The sources and activities of natural gas operations that DEP identified as part of the inventory include compressor stations; dehydration units; drill rigs; fugitives, such as connectors, flanges, pump lines, pump seals and valves; heaters; pneumatic controllers and pumps; stationary engines; tanks, pressurized vessels and impoundments; venting and blow down systems; well heads and well completions.
For the 2012 inventory, data reported to DEP came from 56 Marcellus Shale operators covering 8,800 natural gas wells and 70 operators of 400 compressor stations, which received gas from Marcellus Shale and traditional oil and gas well sites. New to this round of reporting were 250 additional compressor stations that process gas from traditional well sites. These compressor stations were not required to report in 2011.
The totals reported for the 2012 natural gas emissions inventory are:
· 16,361 tons of nitrogen oxides, a 1.09 percent decrease from 2011;
· 101 tons of sulfur dioxide, a 17.21 percent decrease from 2011;
· 7,350 tons of carbon monoxide, a 7.27 percent increase from 2011;
· 548 tons of particulate matter (PM)2.5, a 8.51 percent increase from 2011;
· 600 tons of PM10; a 3.99 percent increase from 2011; and
· 4,024 tons of volatile organic compounds, a 42.70 percent increase from 2011.

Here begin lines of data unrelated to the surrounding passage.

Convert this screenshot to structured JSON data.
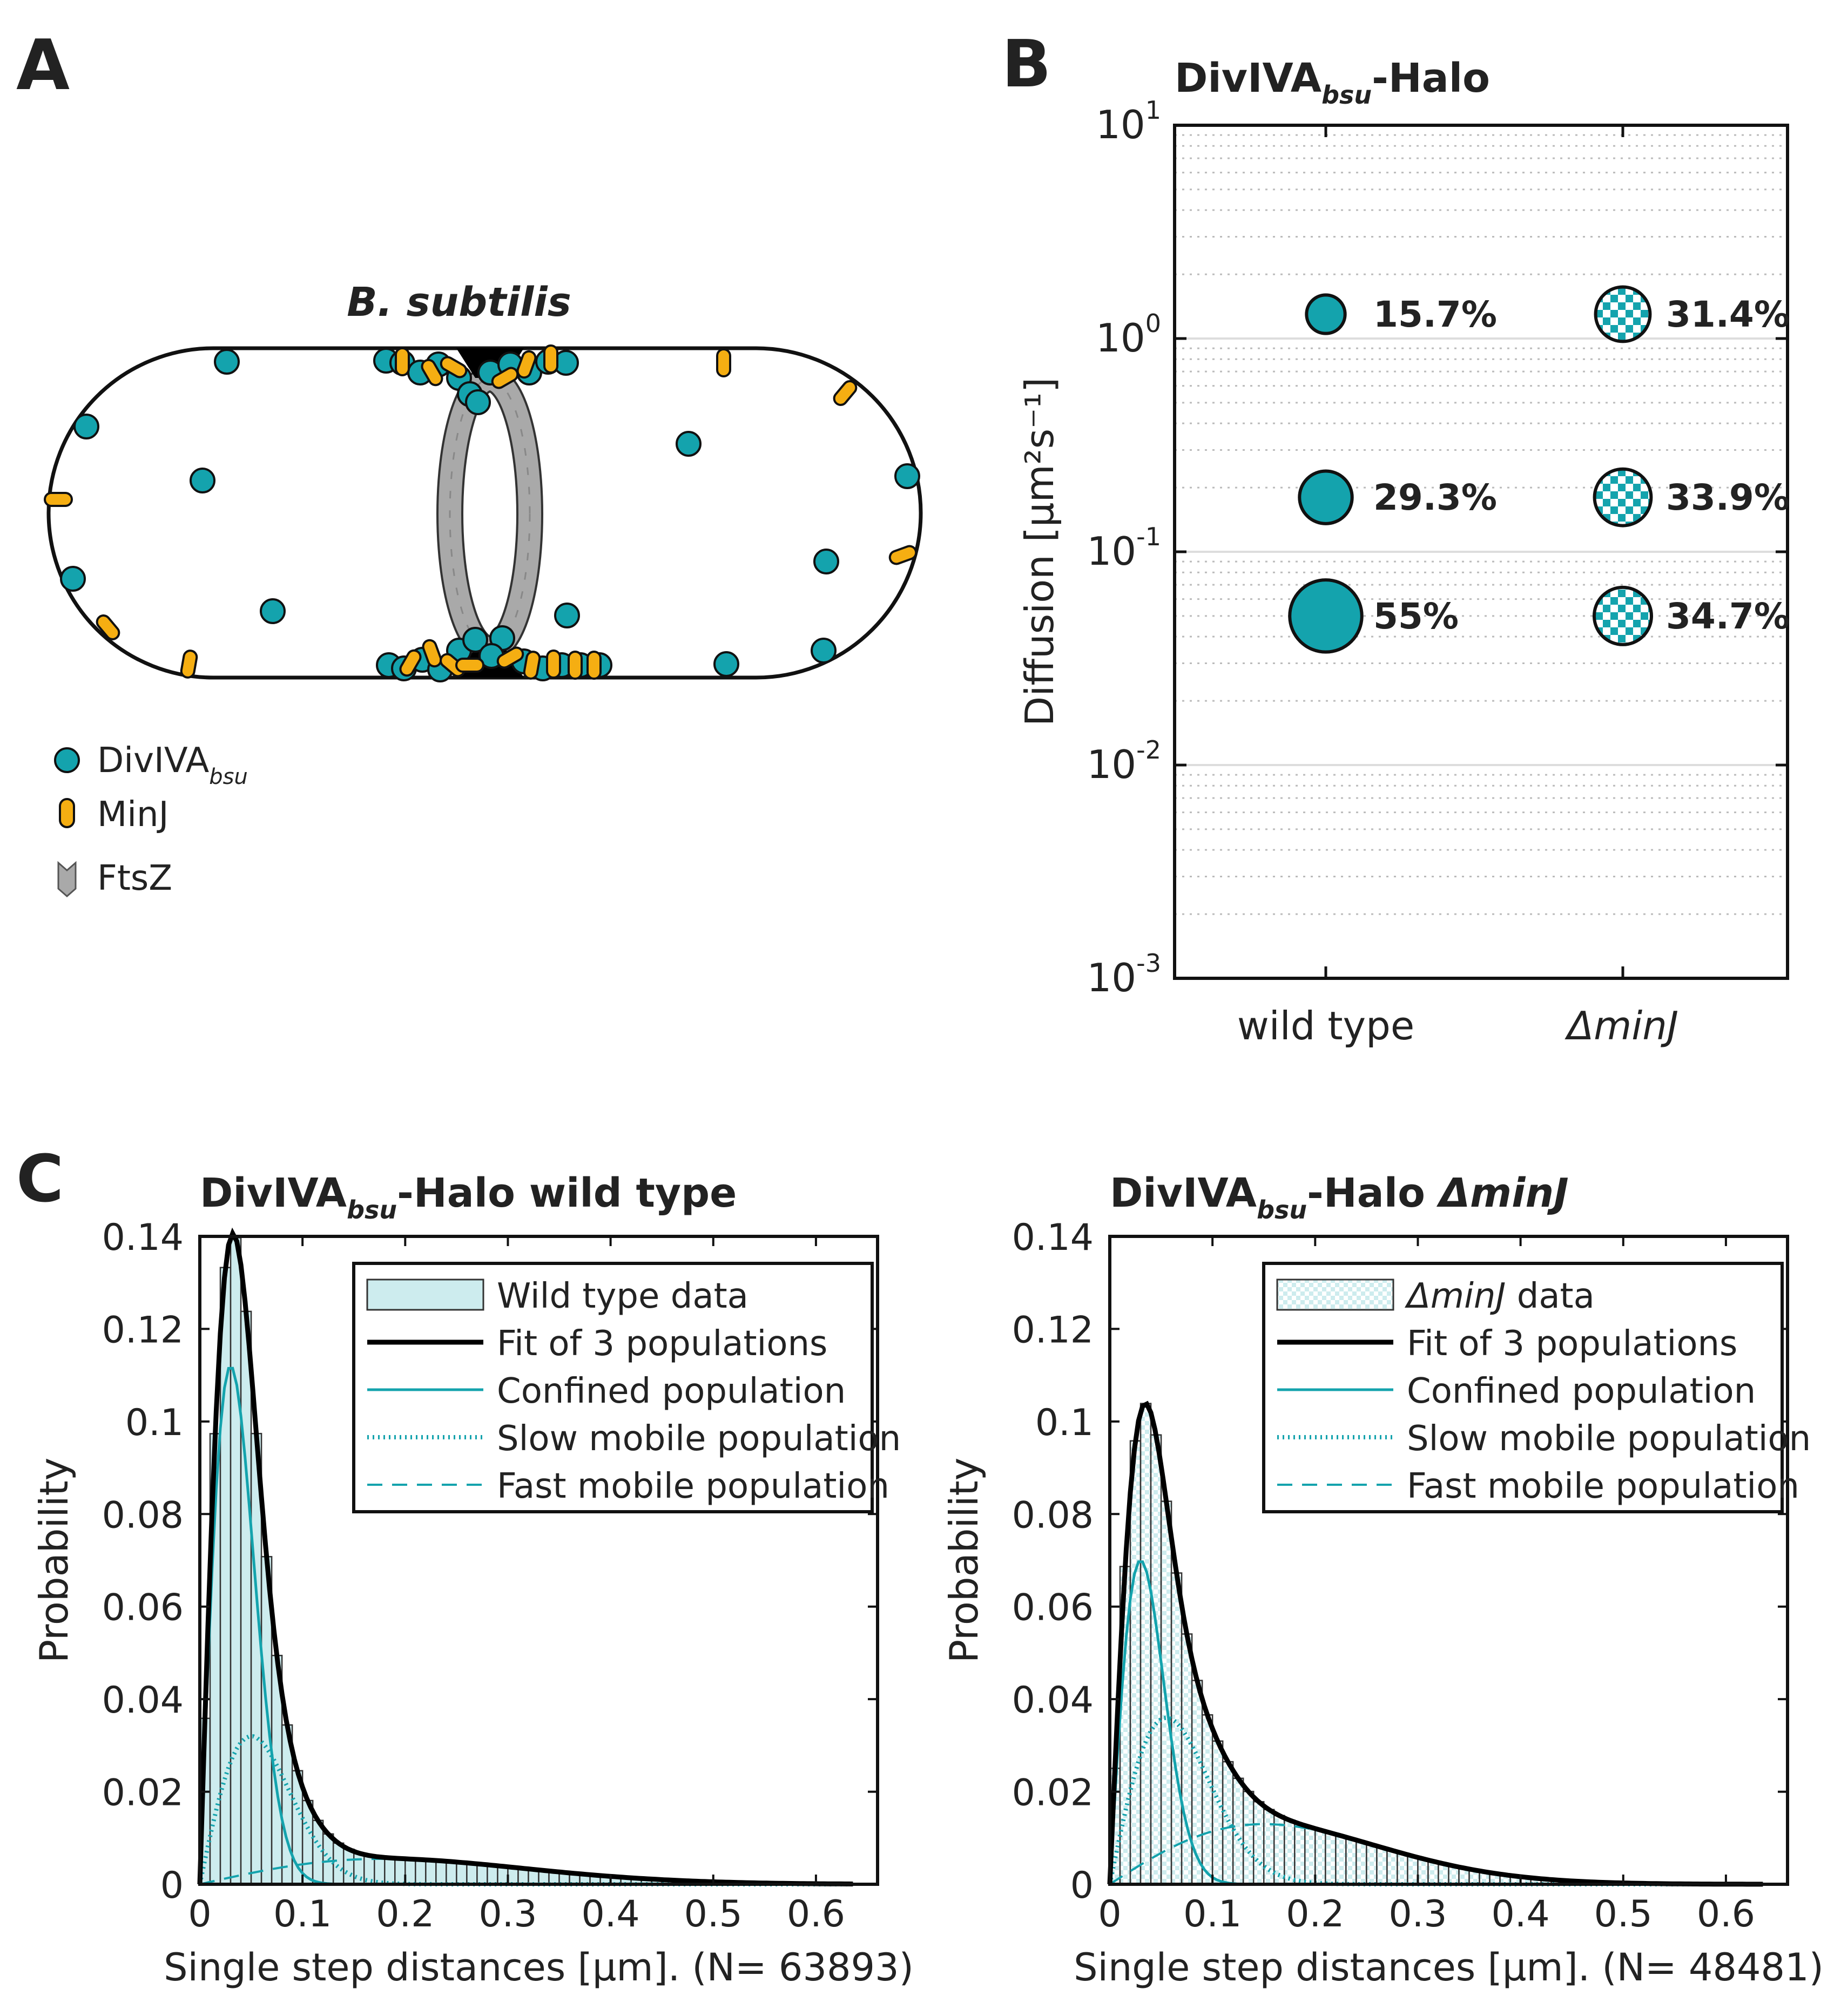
{
  "panel_a": {
    "letter": "A",
    "title": "B. subtilis",
    "legend": [
      {
        "name": "DivIVA",
        "sub": "bsu"
      },
      {
        "name": "MinJ"
      },
      {
        "name": "FtsZ"
      }
    ]
  },
  "colors": {
    "teal": "#14A3AD",
    "teal_light": "#CDECEE",
    "orange": "#F5AE12",
    "grey": "#A9A9A9",
    "black": "#000000"
  },
  "chart_data": [
    {
      "panel": "B",
      "type": "scatter",
      "title_main": "DivIVA",
      "title_sub": "bsu",
      "title_suffix": "-Halo",
      "ylabel": "Diffusion [µm²s⁻¹]",
      "yscale": "log",
      "ylim": [
        0.001,
        10
      ],
      "yticks": [
        {
          "base": "10",
          "exp": "-3"
        },
        {
          "base": "10",
          "exp": "-2"
        },
        {
          "base": "10",
          "exp": "-1"
        },
        {
          "base": "10",
          "exp": "0"
        },
        {
          "base": "10",
          "exp": "1"
        }
      ],
      "categories": [
        "wild type",
        "ΔminJ"
      ],
      "series": [
        {
          "category": "wild type",
          "fill": "solid",
          "points": [
            {
              "D": 1.3,
              "fraction": 15.7,
              "label": "15.7%"
            },
            {
              "D": 0.18,
              "fraction": 29.3,
              "label": "29.3%"
            },
            {
              "D": 0.05,
              "fraction": 55.0,
              "label": "55%"
            }
          ]
        },
        {
          "category": "ΔminJ",
          "fill": "checker",
          "points": [
            {
              "D": 1.3,
              "fraction": 31.4,
              "label": "31.4%"
            },
            {
              "D": 0.18,
              "fraction": 33.9,
              "label": "33.9%"
            },
            {
              "D": 0.05,
              "fraction": 34.7,
              "label": "34.7%"
            }
          ]
        }
      ]
    },
    {
      "panel": "C",
      "type": "bar",
      "title_main": "DivIVA",
      "title_sub": "bsu",
      "title_suffix": "-Halo wild type",
      "xlabel": "Single step distances [µm]. (N= 63893)",
      "ylabel": "Probability",
      "xlim": [
        0,
        0.66
      ],
      "ylim": [
        0,
        0.14
      ],
      "xticks": [
        "0",
        "0.1",
        "0.2",
        "0.3",
        "0.4",
        "0.5",
        "0.6"
      ],
      "yticks": [
        "0",
        "0.02",
        "0.04",
        "0.06",
        "0.08",
        "0.1",
        "0.12",
        "0.14"
      ],
      "bin_width": 0.01,
      "components": [
        {
          "name": "confined",
          "amp": 0.112,
          "mode": 0.03
        },
        {
          "name": "slow",
          "amp": 0.032,
          "mode": 0.05
        },
        {
          "name": "fast",
          "amp": 0.0055,
          "mode": 0.18
        }
      ],
      "legend": [
        {
          "label": "Wild type data",
          "style": "patch"
        },
        {
          "label": "Fit of 3 populations",
          "style": "thick"
        },
        {
          "label": "Confined population",
          "style": "solid"
        },
        {
          "label": "Slow mobile population",
          "style": "dotted"
        },
        {
          "label": "Fast mobile population",
          "style": "dashed"
        }
      ]
    },
    {
      "panel": "C2",
      "type": "bar",
      "title_main": "DivIVA",
      "title_sub": "bsu",
      "title_suffix": "-Halo ",
      "title_italic": "ΔminJ",
      "xlabel": "Single step distances [µm]. (N= 48481)",
      "ylabel": "Probability",
      "xlim": [
        0,
        0.66
      ],
      "ylim": [
        0,
        0.14
      ],
      "xticks": [
        "0",
        "0.1",
        "0.2",
        "0.3",
        "0.4",
        "0.5",
        "0.6"
      ],
      "yticks": [
        "0",
        "0.02",
        "0.04",
        "0.06",
        "0.08",
        "0.1",
        "0.12",
        "0.14"
      ],
      "bin_width": 0.01,
      "components": [
        {
          "name": "confined",
          "amp": 0.07,
          "mode": 0.03
        },
        {
          "name": "slow",
          "amp": 0.036,
          "mode": 0.055
        },
        {
          "name": "fast",
          "amp": 0.013,
          "mode": 0.15
        }
      ],
      "legend": [
        {
          "label": "data",
          "italic_prefix": "ΔminJ",
          "style": "patch-checker"
        },
        {
          "label": "Fit of 3 populations",
          "style": "thick"
        },
        {
          "label": "Confined population",
          "style": "solid"
        },
        {
          "label": "Slow mobile population",
          "style": "dotted"
        },
        {
          "label": "Fast mobile population",
          "style": "dashed"
        }
      ]
    }
  ]
}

Significantly, since 2008, when unconventional drilling across the state began quickly increasing, cumulative air contaminant emissions across the state have continued to decline. In particular, sulfur dioxide emissions from electric generating units (EGU) have been reduced by approximately 73 percent. The emissions of nitrogen oxides and particulate matter have also been reduced by approximately 23 percent and 46 percent, respectively, from this sector.

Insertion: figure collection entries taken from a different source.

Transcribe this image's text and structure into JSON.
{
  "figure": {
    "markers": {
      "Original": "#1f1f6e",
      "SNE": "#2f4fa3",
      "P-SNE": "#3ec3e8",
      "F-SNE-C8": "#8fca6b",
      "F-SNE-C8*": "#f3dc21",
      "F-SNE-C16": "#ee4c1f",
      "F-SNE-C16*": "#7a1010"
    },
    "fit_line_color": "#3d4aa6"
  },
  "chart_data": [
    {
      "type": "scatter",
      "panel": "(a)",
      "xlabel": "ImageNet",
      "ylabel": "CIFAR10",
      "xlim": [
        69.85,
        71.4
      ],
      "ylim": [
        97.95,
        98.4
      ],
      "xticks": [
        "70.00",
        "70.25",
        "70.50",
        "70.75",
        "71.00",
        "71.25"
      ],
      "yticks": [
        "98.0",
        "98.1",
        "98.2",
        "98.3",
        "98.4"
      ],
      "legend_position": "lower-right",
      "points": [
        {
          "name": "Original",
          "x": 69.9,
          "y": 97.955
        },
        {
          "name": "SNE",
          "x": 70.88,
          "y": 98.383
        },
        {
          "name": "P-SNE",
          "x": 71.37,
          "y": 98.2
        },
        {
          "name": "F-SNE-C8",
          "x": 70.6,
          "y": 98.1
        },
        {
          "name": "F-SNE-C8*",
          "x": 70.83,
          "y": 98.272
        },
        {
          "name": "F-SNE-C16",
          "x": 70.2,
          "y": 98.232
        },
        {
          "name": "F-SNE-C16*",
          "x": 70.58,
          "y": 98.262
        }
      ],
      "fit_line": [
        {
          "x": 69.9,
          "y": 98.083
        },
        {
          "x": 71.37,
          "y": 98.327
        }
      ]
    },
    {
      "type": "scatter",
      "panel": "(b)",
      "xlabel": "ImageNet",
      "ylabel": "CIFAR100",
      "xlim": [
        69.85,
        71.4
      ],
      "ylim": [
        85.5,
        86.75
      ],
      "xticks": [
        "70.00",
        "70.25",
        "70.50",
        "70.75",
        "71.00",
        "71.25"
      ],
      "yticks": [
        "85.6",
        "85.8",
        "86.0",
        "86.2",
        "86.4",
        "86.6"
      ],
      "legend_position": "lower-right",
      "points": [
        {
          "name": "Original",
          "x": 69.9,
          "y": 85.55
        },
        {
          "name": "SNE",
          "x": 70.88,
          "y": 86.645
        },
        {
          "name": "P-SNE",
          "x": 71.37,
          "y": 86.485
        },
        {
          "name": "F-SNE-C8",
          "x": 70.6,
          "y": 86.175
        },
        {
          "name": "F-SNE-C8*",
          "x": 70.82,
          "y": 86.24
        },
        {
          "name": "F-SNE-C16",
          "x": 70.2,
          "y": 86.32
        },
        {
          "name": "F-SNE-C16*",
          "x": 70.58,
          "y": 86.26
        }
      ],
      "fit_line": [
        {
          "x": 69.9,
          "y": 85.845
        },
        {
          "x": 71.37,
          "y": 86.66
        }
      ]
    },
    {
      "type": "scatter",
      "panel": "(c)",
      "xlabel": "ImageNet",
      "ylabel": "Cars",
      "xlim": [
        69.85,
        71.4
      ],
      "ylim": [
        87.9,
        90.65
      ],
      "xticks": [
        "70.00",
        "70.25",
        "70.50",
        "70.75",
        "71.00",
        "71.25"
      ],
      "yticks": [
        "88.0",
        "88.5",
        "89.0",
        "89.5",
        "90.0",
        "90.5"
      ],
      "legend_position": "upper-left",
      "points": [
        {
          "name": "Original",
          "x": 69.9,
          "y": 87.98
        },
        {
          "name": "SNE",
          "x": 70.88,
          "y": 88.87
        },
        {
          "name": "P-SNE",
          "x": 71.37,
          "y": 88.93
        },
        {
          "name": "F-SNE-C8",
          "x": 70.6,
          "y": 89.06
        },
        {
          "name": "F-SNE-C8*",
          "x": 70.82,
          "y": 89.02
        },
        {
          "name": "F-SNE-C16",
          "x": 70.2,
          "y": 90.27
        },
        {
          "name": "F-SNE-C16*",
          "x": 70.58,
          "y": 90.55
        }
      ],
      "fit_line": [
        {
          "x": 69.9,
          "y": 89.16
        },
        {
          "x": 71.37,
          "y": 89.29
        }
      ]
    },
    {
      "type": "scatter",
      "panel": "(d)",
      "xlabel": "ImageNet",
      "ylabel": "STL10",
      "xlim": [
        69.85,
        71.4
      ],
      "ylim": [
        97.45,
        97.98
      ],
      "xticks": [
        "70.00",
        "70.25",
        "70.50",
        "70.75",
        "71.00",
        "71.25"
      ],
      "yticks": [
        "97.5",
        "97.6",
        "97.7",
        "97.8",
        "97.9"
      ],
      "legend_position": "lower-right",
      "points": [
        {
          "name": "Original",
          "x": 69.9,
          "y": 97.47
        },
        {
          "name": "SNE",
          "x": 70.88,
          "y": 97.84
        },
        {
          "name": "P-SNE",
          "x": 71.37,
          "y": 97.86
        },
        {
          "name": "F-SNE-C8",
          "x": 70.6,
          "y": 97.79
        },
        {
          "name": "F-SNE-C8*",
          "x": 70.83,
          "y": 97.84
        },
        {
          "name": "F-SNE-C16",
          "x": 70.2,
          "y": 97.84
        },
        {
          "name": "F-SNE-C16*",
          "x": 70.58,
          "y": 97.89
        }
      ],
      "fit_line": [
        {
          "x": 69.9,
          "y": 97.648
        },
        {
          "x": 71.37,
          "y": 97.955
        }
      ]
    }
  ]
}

“It is important to note that across-the-board emission reductions in emissions can be attributed to the steady rise in the production and development of natural gas, the greater use of natural gas, lower allowable emissions limits, installation of control technology and the deactivation of certain sources,” said Abruzzo.
These reductions represent between $14 billion and $37 billion of annual public health benefit, based on U.S. Environmental Protection Agency (EPA) methodologies.
The U.S. EPA requires Pennsylvania to submit a comprehensive air emissions inventory every three years which includes emissions data from sources such as refineries, manufacturing plants, power plants, dry cleaners and cars, trucks and other vehicles. The last comprehensive inventory was submitted in December 2012 for calendar year 2011. The next comprehensive submission will be due on Dec. 31, 2015, for calendar year 2014.
In addition to the EPA submission, DEP regulations and Act 13 of 2012 directs owners and operators of unconventional and conventional natural gas sources to report their emissions annually for the previous year to DEP by March 1 of each year.